Jamie saw that her boss’s unrelenting focus on the bottom line led to staff burnout and disengagement because they felt like replaceable cogs in a machine. Jamie’s antidote was to compensate by doing everything she could to be the opposite, to be the nice boss.

 

But she was the too nice boss.

She had a perpetually open door.

She bought lunch for the office.

She corrected people’s work for them.

She approved multiple requests for flex-time.

She looked the other way when deadlines were missed.

 

Sooner or later, Jamie would begin to feel taken advantage of, and when she switched gears and tried to enforce the rules, her staff ignored her and refused to do what she asked. She was left with disappointment and a nagging worry that her staff would quit because they didn’t like her.  
 

At a breaking point Jamie contacted me and we began working together.
 

Using Best-of-Self Traits to Nix Problematic Patterns & Build an Accountable, Respectful Team 

Jamie and I discovered that two of her best-of-self traits, kindness and love of learning, were the keys to creating a new approach to her leadership. By viewing these as strengths that need to be strategically used they ceased to be liabilities in the workplace.
 

Now Jamie uses her innate kindness constructively.
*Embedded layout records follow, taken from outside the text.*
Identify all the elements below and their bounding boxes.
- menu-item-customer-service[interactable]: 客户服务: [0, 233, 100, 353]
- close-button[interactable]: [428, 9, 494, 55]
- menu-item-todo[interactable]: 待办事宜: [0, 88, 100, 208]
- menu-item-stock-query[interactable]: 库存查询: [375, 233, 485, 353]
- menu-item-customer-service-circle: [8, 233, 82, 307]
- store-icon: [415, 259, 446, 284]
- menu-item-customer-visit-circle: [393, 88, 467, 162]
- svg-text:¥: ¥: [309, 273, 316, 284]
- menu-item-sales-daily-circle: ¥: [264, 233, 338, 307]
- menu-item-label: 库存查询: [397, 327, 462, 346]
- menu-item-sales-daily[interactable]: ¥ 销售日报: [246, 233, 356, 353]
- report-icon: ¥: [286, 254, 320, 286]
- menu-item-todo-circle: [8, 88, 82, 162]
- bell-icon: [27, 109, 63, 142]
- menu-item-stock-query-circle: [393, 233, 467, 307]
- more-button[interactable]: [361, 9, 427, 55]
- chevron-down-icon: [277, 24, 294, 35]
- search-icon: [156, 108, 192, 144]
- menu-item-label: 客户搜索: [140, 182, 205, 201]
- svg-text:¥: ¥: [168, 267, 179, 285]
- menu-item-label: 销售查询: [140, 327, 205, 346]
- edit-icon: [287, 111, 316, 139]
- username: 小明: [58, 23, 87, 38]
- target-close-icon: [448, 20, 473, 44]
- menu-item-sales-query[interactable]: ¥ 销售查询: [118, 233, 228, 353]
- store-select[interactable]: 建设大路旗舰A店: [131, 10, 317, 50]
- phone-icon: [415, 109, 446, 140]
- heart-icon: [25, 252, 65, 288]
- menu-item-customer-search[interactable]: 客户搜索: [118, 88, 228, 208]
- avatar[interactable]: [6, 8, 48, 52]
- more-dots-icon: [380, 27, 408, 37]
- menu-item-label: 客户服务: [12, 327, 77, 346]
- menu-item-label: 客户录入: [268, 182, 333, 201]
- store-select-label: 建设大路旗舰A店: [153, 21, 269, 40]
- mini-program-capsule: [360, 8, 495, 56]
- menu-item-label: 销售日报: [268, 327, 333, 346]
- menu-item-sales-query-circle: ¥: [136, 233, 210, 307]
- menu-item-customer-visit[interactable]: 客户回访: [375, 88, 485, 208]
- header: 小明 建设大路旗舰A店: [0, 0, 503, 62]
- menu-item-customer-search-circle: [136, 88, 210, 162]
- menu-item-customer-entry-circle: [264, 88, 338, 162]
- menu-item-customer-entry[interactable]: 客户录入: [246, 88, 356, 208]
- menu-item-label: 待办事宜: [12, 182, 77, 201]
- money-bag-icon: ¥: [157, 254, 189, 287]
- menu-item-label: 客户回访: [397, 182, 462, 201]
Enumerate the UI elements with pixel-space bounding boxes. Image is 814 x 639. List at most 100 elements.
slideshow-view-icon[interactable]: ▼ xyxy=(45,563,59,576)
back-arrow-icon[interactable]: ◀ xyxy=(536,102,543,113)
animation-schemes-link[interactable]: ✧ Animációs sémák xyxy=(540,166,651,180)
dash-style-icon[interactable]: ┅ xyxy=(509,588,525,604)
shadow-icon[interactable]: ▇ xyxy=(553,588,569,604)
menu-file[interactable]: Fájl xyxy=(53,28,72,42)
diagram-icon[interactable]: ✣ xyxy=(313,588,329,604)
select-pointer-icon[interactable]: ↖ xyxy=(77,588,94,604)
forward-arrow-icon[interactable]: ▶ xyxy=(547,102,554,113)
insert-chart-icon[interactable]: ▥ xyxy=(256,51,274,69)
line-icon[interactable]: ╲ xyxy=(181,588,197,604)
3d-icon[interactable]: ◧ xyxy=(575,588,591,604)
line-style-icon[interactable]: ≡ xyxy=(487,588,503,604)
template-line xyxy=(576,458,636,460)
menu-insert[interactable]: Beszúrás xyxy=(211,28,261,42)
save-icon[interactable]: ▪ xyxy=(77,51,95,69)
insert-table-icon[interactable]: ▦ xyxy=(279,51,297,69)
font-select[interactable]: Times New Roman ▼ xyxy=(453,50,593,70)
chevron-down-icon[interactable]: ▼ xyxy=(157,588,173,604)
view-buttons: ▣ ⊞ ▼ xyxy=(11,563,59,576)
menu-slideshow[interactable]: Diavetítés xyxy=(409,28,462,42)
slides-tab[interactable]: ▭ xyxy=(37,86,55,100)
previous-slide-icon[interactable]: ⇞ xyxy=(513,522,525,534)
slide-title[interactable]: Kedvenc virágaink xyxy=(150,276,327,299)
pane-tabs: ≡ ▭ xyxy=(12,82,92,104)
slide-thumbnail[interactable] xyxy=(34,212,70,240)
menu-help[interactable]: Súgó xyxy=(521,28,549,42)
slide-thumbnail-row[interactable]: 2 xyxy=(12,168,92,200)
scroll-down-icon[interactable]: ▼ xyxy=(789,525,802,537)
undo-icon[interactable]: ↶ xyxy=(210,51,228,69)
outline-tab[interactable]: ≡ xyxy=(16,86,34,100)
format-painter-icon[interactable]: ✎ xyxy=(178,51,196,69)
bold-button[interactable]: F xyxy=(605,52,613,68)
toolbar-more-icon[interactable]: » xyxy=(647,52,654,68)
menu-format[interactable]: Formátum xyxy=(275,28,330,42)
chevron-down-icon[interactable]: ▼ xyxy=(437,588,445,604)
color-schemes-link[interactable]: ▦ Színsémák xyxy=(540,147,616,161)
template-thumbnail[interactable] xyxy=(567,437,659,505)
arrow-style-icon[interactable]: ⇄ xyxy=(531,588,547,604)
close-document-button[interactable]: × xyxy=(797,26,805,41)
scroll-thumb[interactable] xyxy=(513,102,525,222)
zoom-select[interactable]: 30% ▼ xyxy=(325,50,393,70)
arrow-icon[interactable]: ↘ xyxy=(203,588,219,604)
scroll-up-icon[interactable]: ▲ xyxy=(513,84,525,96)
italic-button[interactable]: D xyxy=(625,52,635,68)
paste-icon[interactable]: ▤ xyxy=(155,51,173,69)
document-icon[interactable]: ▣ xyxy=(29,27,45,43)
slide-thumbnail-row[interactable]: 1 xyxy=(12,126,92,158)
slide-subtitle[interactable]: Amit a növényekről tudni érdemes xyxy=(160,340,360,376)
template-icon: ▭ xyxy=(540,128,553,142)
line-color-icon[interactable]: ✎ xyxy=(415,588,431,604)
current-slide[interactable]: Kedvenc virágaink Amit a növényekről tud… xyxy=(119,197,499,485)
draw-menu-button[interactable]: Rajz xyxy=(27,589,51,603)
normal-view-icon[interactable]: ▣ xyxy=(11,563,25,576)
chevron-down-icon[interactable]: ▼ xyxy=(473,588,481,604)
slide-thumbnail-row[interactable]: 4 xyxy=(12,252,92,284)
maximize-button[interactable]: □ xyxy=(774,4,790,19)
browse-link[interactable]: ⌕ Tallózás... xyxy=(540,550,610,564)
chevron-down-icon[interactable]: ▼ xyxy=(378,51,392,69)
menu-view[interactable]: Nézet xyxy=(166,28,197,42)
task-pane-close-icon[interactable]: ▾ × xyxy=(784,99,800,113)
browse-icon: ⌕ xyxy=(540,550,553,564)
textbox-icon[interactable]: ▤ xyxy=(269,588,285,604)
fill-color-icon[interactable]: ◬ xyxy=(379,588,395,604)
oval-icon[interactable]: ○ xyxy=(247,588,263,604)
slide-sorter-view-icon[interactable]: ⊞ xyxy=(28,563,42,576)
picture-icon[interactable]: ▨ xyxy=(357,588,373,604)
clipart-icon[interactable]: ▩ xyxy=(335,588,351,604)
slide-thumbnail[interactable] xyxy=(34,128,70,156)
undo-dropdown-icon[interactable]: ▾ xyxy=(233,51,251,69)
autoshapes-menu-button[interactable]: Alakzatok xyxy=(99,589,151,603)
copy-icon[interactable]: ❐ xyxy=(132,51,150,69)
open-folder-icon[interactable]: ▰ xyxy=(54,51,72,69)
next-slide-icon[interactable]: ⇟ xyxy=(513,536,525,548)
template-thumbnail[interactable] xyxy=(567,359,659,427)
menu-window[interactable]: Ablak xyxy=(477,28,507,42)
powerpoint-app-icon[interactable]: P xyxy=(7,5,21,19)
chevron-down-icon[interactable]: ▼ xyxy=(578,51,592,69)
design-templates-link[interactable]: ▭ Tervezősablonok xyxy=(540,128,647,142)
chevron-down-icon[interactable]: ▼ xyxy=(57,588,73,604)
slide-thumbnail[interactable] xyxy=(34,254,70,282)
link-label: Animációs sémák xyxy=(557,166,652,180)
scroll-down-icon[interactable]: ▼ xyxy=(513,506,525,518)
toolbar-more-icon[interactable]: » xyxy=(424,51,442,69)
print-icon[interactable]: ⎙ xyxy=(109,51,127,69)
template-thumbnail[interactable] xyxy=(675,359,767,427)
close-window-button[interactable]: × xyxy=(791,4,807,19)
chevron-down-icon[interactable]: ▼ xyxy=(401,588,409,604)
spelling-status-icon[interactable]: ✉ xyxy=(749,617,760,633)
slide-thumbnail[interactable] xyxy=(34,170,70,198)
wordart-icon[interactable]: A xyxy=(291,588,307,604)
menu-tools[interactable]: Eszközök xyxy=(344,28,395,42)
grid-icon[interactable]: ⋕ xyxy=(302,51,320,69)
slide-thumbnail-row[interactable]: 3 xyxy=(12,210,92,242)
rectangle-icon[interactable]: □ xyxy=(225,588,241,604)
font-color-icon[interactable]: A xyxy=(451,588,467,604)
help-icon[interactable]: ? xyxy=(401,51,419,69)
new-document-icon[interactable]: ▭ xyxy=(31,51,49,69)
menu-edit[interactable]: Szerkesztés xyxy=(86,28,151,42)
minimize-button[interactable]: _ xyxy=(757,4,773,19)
She holds staff members accountable for deadlines.

She points out when the quality of their work needs improvement.

She takes time to guide staff members as they learn new skills.

She gives recognition to people’s best efforts when she meets with them.

Jamie is building up the reserves of trust in her staff – and they in her.
 

Trust Is a Verb Requiring Commitment and Action

To keep her momentum moving forward, every day at the close of business, Jamie asks, “What I am learning about how I am leading now? How can I use this tomorrow?”
 

Here’s what Jamie says about her new approach: “I now understand how my strengths interrelate and I found a way to use my two key strengths. Creating opportunities for my staff to be accountable shows I believe in and value them, and that makes things better for everyone.” Jamie C.